Contract language implied more notice needed
Miller’s original 2019 contract states he could be terminated without cause at any time with 90 days’ prior written notice.
In order to resign, it said, Miller must have provided at least nine months’ written notice to the board. If he resigned prior to the completion of his first five-year contract, this fall, he was to forfeit the rights to his deferred compensation, which he received in the new agreement. Miller’s original contract said if he resigned without that notice, he would have 60 days to pay the university 75% of his base salary as liquidated damages.
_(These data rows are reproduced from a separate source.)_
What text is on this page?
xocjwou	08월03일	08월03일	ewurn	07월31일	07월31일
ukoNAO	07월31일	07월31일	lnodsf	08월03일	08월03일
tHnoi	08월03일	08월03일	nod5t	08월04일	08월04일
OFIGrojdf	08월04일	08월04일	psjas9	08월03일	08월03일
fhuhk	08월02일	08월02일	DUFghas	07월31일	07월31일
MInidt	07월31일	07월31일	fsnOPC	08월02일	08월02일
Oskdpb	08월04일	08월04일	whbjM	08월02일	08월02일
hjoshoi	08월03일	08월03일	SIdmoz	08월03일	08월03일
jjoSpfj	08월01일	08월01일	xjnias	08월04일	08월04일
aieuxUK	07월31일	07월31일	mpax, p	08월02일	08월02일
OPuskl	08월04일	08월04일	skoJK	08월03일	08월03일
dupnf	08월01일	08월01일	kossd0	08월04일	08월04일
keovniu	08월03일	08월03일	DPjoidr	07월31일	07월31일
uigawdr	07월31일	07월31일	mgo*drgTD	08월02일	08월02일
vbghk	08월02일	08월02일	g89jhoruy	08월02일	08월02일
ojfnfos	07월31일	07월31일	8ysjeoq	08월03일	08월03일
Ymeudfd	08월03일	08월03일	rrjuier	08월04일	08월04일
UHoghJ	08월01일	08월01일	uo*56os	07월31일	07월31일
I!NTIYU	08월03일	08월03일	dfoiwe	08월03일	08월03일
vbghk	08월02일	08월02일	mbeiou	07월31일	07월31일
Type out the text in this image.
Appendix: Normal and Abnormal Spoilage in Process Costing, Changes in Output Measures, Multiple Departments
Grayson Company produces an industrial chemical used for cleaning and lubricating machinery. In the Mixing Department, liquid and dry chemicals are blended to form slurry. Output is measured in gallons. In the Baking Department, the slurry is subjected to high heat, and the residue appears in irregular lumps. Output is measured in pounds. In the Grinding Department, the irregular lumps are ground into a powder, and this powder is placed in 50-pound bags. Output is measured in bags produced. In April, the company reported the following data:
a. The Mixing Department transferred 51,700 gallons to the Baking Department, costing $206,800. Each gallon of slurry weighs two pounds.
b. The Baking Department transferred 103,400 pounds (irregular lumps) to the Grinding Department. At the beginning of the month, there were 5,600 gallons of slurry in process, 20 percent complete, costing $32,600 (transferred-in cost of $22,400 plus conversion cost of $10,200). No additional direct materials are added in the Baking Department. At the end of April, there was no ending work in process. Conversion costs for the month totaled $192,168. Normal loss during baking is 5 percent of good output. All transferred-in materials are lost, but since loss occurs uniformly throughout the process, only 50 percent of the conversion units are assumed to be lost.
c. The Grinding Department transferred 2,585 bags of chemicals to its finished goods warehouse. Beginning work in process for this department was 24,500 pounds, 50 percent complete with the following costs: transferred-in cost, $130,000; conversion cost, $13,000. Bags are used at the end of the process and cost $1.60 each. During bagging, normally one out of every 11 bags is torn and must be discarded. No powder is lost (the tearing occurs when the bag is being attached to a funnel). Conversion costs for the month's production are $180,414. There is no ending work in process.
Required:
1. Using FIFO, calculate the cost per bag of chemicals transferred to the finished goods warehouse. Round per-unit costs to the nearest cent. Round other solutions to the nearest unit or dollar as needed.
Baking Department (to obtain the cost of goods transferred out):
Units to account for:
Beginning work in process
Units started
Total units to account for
A 2021 contract extension and update states Miller would forfeit his deferred compensation if he resigned prior to Sept. 30 of this year, something the consulting contract gets around with new language. It also updated what he would owe the university to 40% of his base salary if he resigned without proper notice.
Miller expressed a desire to retire to trustees months before the May announcement, Board of Trustees Chair Lewis Adkins Jr. told reporters last month. He said the discussions with Miller were “all positive.” Adkins did not return a more recent phone call seeking comment about Miller’s consulting contract, and it did not appear that Miller had given any written notice of his plans to leave.
Provost John Wiencek said he learned of Miller’s plans after a May 1 meeting of the Board of Trustees, when he was tasked with finding Miller’s replacement. He did so in less than two weeks.
While Wilde said the documentation in Miller’s case doesn’t spell out any specific concerns about his time leading the school, the nature of the agreement — which includes a nondisparagement clause — indicates board members wanted him out “as soon as possible.”
“It invites a number of questions, none of which can be easily answered,” Wilde said. “There are still a lot of questions people could be asking.”